Rolling bearing faults severity classification using a combined approach based on multi-scales principal component analysis and fuzzy technique

Safety and fault diagnosis of rotating machinery play an important role in industrial systems. The reliability of the diagnosis performances is mainly linked to the signal processing tools used in the analysis phase. In this paper, a new method is proposed for the classification of rolling defects combining the optimized wavelet multi-resolution analysis (OWMRA), principal component analysis (PCA), and neuro-fuzzy.
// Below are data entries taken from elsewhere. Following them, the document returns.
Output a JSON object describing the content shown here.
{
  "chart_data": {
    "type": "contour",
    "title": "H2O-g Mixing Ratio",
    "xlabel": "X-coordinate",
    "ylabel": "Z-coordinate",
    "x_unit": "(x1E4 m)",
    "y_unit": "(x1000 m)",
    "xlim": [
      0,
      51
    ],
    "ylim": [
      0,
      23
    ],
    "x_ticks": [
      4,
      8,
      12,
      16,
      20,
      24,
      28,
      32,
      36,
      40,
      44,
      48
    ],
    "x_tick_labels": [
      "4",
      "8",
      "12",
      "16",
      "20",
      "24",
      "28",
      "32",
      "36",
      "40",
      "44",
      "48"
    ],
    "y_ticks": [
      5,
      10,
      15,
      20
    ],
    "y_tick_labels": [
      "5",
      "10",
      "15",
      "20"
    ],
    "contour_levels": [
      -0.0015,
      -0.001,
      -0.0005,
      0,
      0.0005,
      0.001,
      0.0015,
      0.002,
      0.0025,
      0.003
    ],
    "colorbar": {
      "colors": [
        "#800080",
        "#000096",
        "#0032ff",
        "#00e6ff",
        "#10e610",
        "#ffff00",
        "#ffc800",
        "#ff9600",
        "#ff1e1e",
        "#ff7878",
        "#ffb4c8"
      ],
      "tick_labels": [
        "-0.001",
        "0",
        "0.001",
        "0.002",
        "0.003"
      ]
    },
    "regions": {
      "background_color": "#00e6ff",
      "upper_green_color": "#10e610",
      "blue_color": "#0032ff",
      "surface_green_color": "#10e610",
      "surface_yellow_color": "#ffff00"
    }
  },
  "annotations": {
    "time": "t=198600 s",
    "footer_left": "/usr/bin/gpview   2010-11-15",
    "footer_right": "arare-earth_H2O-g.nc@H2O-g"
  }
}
The OWMRA is performed to decompose the measured vibration signals in different frequency bands and extract additional information about the defect. The decomposition levels obtained from optimized WMRA are then used as the input of the PCA method. The extraction of individual feature sets including time domain features is generated to disclose health conditions of the bearing. Hence, the proposed classification method of neuro-fuzzy based on multi-scale principal component analysis (MSPCA) applies to real signals to analyze several types of defects on the bearings' ball, outer race and inner race with variable fault diameter; load; and motor speed. The obtained results prove the reliability of the proposed diagnosis method to classify three types of bearing faults, and to give a better classification with greater efficiency compared to the application of individual classifiers or the artificial neural networks (ANN) alone. Finally, The effectiveness of our approach has been proven in terms of the successful classification rate compared on the one hand with two classification algorithms and two sets of features and on the other hand with the time domain method based on different choices of features.